Motifs de la décision
1. Le recours répond aux conditions énoncées aux articles 106, 107 et 108, ainsi qu'aux règles 1(1) et 64 CBE. Il est donc recevable.
2. Désistement de l'opposition
2.1 Au cours de la procédure de recours, l'intimée avait déclaré qu'elle avait décidé de "ne pas poursuivre son opposition" ("to discontinue the opposition"), montrant ainsi clairement qu'elle souhaitait mettre fin à l'opposition. Cette déclaration doit donc être interprétée comme un désistement de l'opposition.

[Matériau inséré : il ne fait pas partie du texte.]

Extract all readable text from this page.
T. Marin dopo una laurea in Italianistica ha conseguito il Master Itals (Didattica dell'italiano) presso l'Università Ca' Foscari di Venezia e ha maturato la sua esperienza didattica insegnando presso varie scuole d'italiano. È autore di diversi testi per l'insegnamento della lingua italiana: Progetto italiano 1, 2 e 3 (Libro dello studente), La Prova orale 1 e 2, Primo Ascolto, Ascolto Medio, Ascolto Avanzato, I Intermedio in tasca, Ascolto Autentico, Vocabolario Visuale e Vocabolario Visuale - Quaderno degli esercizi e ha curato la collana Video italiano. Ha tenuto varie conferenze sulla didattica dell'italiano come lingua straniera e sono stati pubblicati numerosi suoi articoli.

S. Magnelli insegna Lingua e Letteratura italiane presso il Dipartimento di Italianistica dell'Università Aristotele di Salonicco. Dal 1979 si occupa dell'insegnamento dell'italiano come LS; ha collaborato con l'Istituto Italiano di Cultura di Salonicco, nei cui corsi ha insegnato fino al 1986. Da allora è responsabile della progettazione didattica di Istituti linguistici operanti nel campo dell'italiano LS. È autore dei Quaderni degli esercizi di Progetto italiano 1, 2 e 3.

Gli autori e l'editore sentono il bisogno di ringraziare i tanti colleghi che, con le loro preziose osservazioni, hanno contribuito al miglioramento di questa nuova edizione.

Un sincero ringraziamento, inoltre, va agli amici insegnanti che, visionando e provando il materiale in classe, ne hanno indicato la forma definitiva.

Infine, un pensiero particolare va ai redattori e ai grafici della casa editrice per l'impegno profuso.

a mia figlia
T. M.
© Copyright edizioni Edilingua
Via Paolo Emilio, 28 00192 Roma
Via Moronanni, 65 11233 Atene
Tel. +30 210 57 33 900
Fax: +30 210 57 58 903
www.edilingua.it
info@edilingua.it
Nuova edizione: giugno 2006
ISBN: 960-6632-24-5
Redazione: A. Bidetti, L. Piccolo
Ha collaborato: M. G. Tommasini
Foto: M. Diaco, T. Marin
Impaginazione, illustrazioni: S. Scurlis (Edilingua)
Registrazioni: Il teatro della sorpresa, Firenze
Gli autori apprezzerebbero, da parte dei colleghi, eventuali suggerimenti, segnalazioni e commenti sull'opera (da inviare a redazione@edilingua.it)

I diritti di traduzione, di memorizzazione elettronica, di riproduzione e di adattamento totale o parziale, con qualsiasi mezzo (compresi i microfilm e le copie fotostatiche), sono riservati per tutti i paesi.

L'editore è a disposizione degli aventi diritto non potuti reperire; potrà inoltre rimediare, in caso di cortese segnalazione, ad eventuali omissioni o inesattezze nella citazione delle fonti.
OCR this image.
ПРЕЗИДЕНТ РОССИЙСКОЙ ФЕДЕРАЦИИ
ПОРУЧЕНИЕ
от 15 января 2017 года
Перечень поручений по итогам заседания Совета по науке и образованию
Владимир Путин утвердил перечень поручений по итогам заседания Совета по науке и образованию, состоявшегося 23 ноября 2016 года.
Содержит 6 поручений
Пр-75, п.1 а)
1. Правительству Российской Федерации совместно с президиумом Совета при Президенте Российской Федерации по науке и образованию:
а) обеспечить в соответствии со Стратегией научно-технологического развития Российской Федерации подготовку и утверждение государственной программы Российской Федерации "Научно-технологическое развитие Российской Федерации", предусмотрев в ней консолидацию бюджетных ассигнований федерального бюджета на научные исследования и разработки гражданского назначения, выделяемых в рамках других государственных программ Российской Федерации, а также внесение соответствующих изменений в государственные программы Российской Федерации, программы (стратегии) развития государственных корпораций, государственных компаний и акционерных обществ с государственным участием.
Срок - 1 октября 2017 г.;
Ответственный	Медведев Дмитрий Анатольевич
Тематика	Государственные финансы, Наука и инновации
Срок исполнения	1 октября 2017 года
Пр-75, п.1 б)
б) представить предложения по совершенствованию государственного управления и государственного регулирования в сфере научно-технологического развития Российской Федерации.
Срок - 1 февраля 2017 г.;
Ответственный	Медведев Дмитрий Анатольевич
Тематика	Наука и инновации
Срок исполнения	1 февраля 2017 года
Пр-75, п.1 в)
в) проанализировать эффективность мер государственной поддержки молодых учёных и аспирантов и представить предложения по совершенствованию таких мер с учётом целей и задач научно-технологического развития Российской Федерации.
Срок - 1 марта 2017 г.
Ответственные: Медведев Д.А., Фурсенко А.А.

2.2 Une telle déclaration n'a pas d'incidence directe sur la procédure (cf. décision T 629/90, point 2.2, JO OEB 1992, 654), puisque contrairement à ce qui se produit en cas de retrait d'un recours (cf. décision G 7/91 en date du 5 novembre 1992), la procédure de recours demeure en instance. Dans les procédures en matière de brevets prévues par la CBE, à la différence d'autres procédures où les parties disposent seules de l'instance, les organes de l'OEB doivent prendre en considération l'intérêt du public (cf. décision G 7/91, points 7 à 10). La déclaration de retrait est intervenue après que la division d'opposition a rendu sa décision et que le recours a été valablement formé. Le recours a un effet suspensif (article 106(1) CBE), ce qui signifie que bien que la décision attaquée lie la division d'opposition, elle n'a néanmoins pas encore force de chose jugée. La décision finale rendue par la division d'opposition a mis fin à la procédure d'opposition en tant que telle (cf. décision G 4/91 en date du 3 novembre 1992).
Par conséquent, la déclaration en cause ne saurait affecter rétroactivement la procédure d'opposition qui avait été close par la décision finale de la division d'opposition (décision contre laquelle est dirigé le présent recours).
2.3 Il se pose toutefois la question de savoir dans quelle mesure une telle manifestation de volonté affecte la qualité de partie de l'intimée dans la procédure en instance devant la Chambre.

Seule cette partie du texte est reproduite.